While Chris moves up the company ladder, marries Chole and moves into one of the most stunning loft apartments ever put on screen (the audience gasped at the vista of the Thames, Parliament and all of London that appears in the loft's windows). Tom dumps Nola for a more suitable girl and Nola disappears. At a chance meeting nearly a year later, Chris and Nola reignite their affair and it's here the film gets darker and more like Crimes & Misdemeanors. When Nola begins to turn up the heat on Chris to ditch his wife and then announces her pregnancy, Chris suddenly realizes that he's become too comfortable in the world of country estates, chauffeured cars and living the high life provided by the Hewetts. Chris decides the only way to hold on to his new life is to kill Nola.

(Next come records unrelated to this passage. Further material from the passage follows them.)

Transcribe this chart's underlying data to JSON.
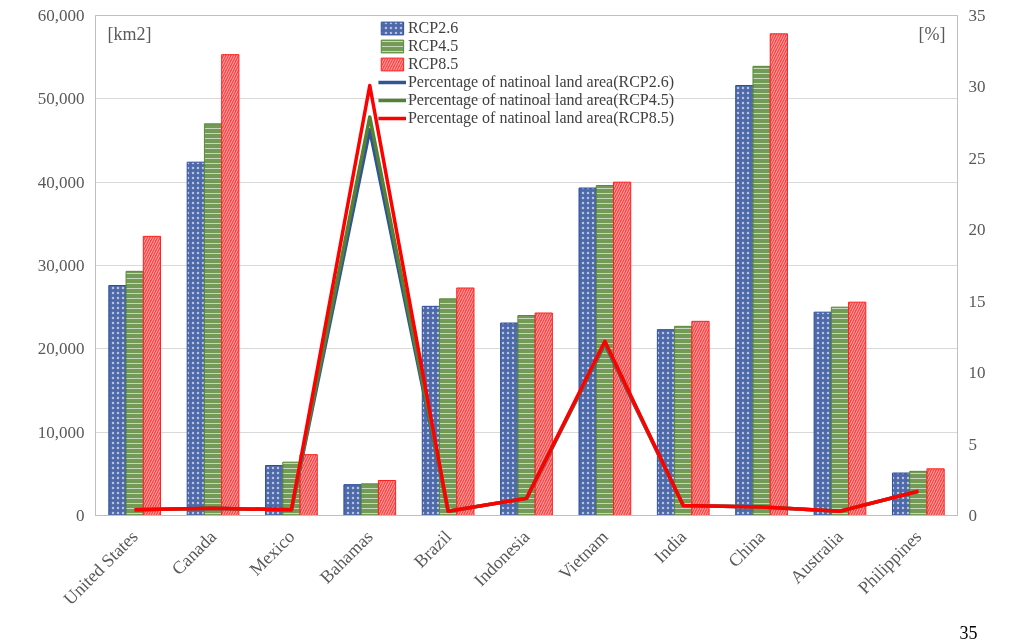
{
  "chart_data": {
    "type": "bar",
    "ylabel": "[km2]",
    "y2label": "[%]",
    "categories": [
      "United States",
      "Canada",
      "Mexico",
      "Bahamas",
      "Brazil",
      "Indonesia",
      "Vietnam",
      "India",
      "China",
      "Australia",
      "Philippines"
    ],
    "series": [
      {
        "name": "RCP2.6",
        "color": "#2f4f9a",
        "values": [
          27600,
          42400,
          6000,
          3700,
          25100,
          23100,
          39300,
          22300,
          51600,
          24400,
          5100
        ]
      },
      {
        "name": "RCP4.5",
        "color": "#5a8a3a",
        "values": [
          29300,
          47000,
          6400,
          3800,
          26000,
          24000,
          39600,
          22700,
          53900,
          25000,
          5300
        ]
      },
      {
        "name": "RCP8.5",
        "color": "#ff2020",
        "values": [
          33500,
          55300,
          7300,
          4200,
          27300,
          24300,
          40000,
          23300,
          57800,
          25600,
          5600
        ]
      },
      {
        "name": "Percentage of natinoal land area(RCP2.6)",
        "type": "line",
        "axis": "y2",
        "color": "#2f5597",
        "values": [
          0.4,
          0.5,
          0.4,
          27.0,
          0.3,
          1.2,
          12.0,
          0.7,
          0.6,
          0.3,
          1.7
        ]
      },
      {
        "name": "Percentage of natinoal land area(RCP4.5)",
        "type": "line",
        "axis": "y2",
        "color": "#548235",
        "values": [
          0.4,
          0.5,
          0.4,
          27.9,
          0.3,
          1.2,
          12.1,
          0.7,
          0.6,
          0.3,
          1.7
        ]
      },
      {
        "name": "Percentage of natinoal land area(RCP8.5)",
        "type": "line",
        "axis": "y2",
        "color": "#ff0000",
        "values": [
          0.4,
          0.5,
          0.4,
          30.1,
          0.3,
          1.2,
          12.2,
          0.7,
          0.6,
          0.3,
          1.7
        ]
      }
    ],
    "ylim": [
      0,
      60000
    ],
    "yticks": [
      {
        "value": 0,
        "label": "0"
      },
      {
        "value": 10000,
        "label": "10,000"
      },
      {
        "value": 20000,
        "label": "20,000"
      },
      {
        "value": 30000,
        "label": "30,000"
      },
      {
        "value": 40000,
        "label": "40,000"
      },
      {
        "value": 50000,
        "label": "50,000"
      },
      {
        "value": 60000,
        "label": "60,000"
      }
    ],
    "y2lim": [
      0,
      35
    ],
    "y2ticks": [
      0,
      5,
      10,
      15,
      20,
      25,
      30,
      35
    ],
    "grid": "y",
    "legend": "top",
    "annotations": [
      "35"
    ]
  }
}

I won't go any further. The rest of the film -- it's twists and turns, unexpected gallows humor and thrilling final half hour -- are just top notch filmmaking. I had to remind myself a number of times that this was a Woody Allen film. Gone are the characters who act as Woody surrogates, speaking just like him and adopting his mannerisms. Also gone is the mannered dialogue that choked the life out of many of his films, including Melinda & Melinda. The only thing that reminds you of Woody Allen is the way he uses a city...in this case London...as a silent main character. Where Manhattan used to be his milieu, he treats London with the same golden touch. When Chris and Nola happen by chance to meet in a London street, it does harken back to the old Woody films as does the camera's fluid movement through interiors.

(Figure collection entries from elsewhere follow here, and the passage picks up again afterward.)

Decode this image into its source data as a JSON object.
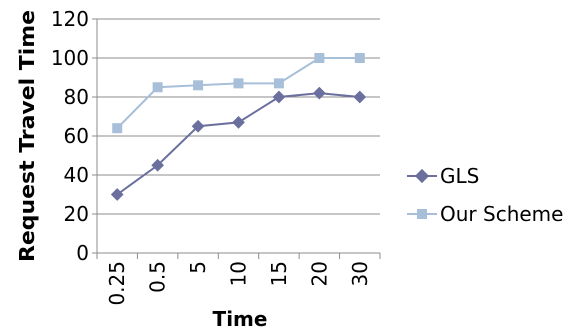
{
  "chart_data": {
    "type": "line",
    "title": "",
    "xlabel": "Time",
    "ylabel": "Request Travel Time",
    "categories": [
      "0.25",
      "0.5",
      "5",
      "10",
      "15",
      "20",
      "30"
    ],
    "ylim": [
      0,
      120
    ],
    "yticks": [
      "0",
      "20",
      "40",
      "60",
      "80",
      "100",
      "120"
    ],
    "grid": "horizontal",
    "legend_position": "right",
    "series": [
      {
        "name": "GLS",
        "values": [
          30,
          45,
          65,
          67,
          80,
          82,
          80
        ],
        "color": "#6a6f9e",
        "marker": "diamond"
      },
      {
        "name": "Our Scheme",
        "values": [
          64,
          85,
          86,
          87,
          87,
          100,
          100
        ],
        "color": "#a7bfd8",
        "marker": "square"
      }
    ]
  }
}
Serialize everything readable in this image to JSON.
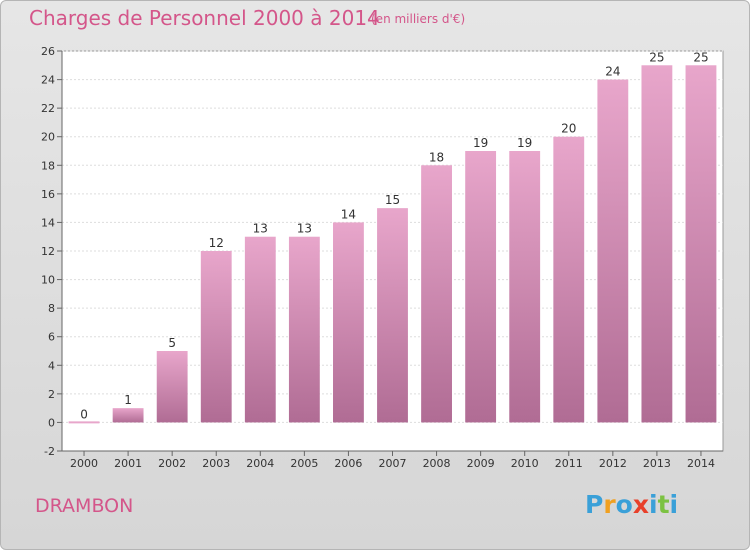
{
  "header": {
    "title": "Charges de Personnel 2000 à 2014",
    "subtitle": "(en milliers d'€)"
  },
  "footer": {
    "commune": "DRAMBON",
    "logo": {
      "letters": [
        "P",
        "r",
        "o",
        "x",
        "i",
        "t",
        "i"
      ],
      "colors": [
        "#3aa0d8",
        "#f0a020",
        "#3aa0d8",
        "#e8402a",
        "#3aa0d8",
        "#7cc242",
        "#3aa0d8"
      ]
    }
  },
  "colors": {
    "title": "#d4568a",
    "bar_top": "#e8a6cb",
    "bar_bottom": "#b06c94",
    "plot_background": "#ffffff",
    "grid": "#dddddd"
  },
  "chart_data": {
    "type": "bar",
    "categories": [
      "2000",
      "2001",
      "2002",
      "2003",
      "2004",
      "2005",
      "2006",
      "2007",
      "2008",
      "2009",
      "2010",
      "2011",
      "2012",
      "2013",
      "2014"
    ],
    "values": [
      0,
      1,
      5,
      12,
      13,
      13,
      14,
      15,
      18,
      19,
      19,
      20,
      24,
      25,
      25
    ],
    "title": "Charges de Personnel 2000 à 2014",
    "subtitle": "(en milliers d'€)",
    "ylim": [
      -2,
      26
    ],
    "yticks": [
      -2,
      0,
      2,
      4,
      6,
      8,
      10,
      12,
      14,
      16,
      18,
      20,
      22,
      24,
      26
    ],
    "grid": true,
    "data_labels": true
  }
}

What really makes the film so riveting is Jonathan Rhys Meyers and Scarlett Johannson, who are both so hot I want to have a menage-a-trois. Both have lips you just know they could put to good use on various parts of your anatomy. Something else Woody added to this film was sex...hot, lusty, wet sex. When Chris and Nola go at it, they have a smoldering chemistry. Definitely a return to form for Woody, not to mention a new voice as well. I hope his next film, also starring Johannson and set in London, can match up to Match Point.

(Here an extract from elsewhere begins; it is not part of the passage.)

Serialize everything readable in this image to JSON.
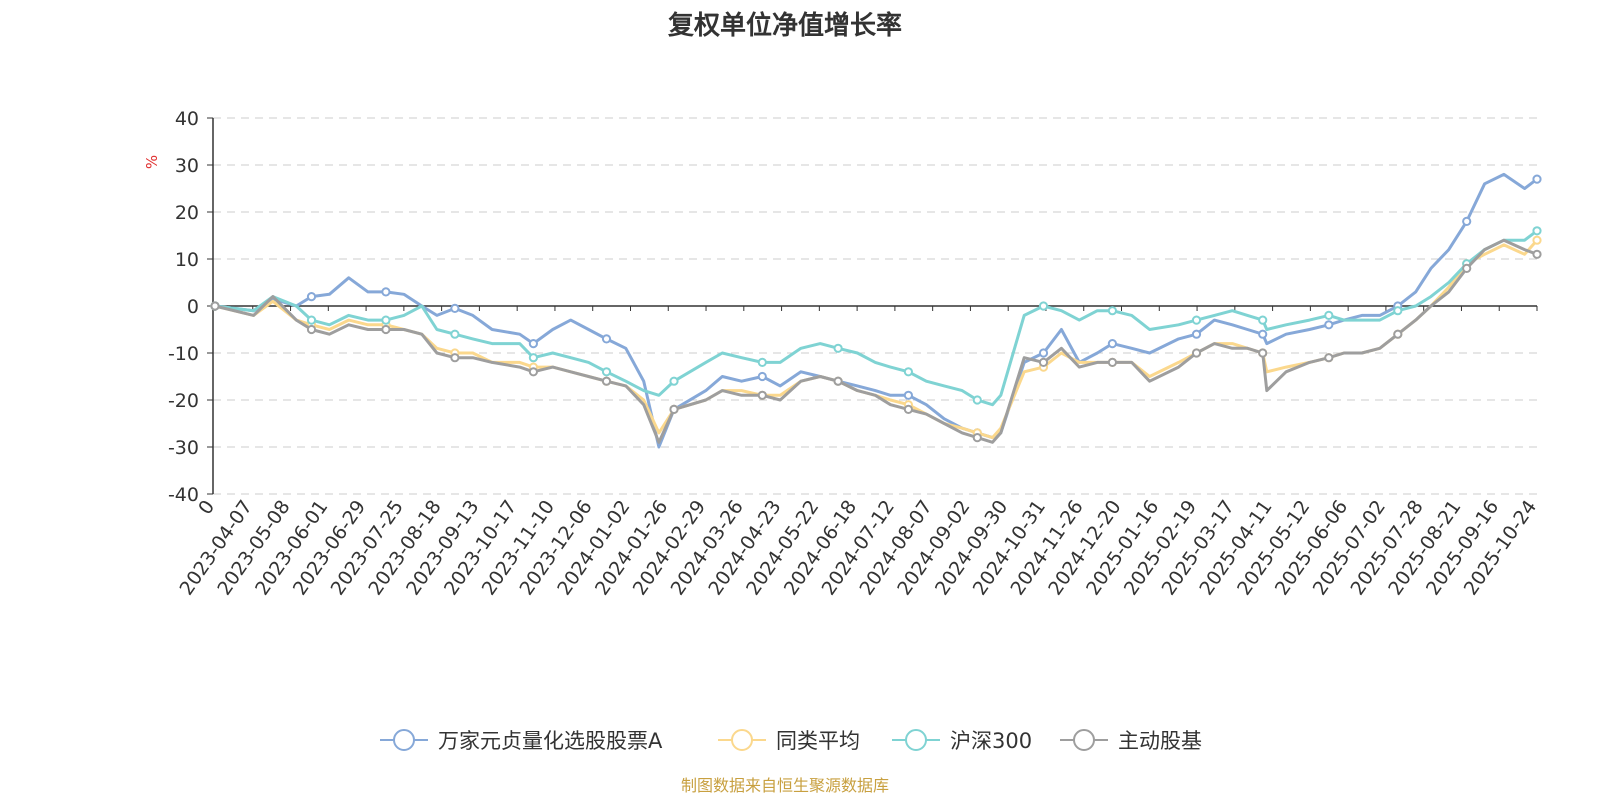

This has been a very busy weekend. On Friday night, I went down to visit my parents and then yesterday after the film, I went to the Word Diversity Collective event, Slam Amok! It was a great evening of poetry and I was thrilled that Theresa Davis took first prize in the slam. I was also delighted to run into Michael Guinn from Texas, who hosted one of the readings I performed at last year at the Austin International Poetry Festival. Gypsee-Yo blew the roof off the place with her feature set. I worked on a new poem, inspired by the poor whale that swam up the Thames in London and died during a rescue attempt. Somehow that event, the longing to be back in London and Virginia Woolf's suicide attempt in 1913 have all coalesced into a new poem. Don't ask me how it happened, because I'm not sure myself.
Today, I taped interviews with Gypsee and Karen Head for The Business of Words. The show continues to gain popularity and the guests have been first rate. My interview with Mary Chi-Whi Kim will begin airing on Tuesday, and the ones with Gypsee and Karen will follow in the weeks ahead. Make sure to check them out.
Tonight, I'm staying in and watching Bleak House.
Comments
Look forward to hearing what you thought about Bleak House.
I watched the first two hours of Bleak House last night and I'm totally hooked. Gillian Anderson is superb. I'll try to write a review later tonight or tomorrow. I want to watch it again.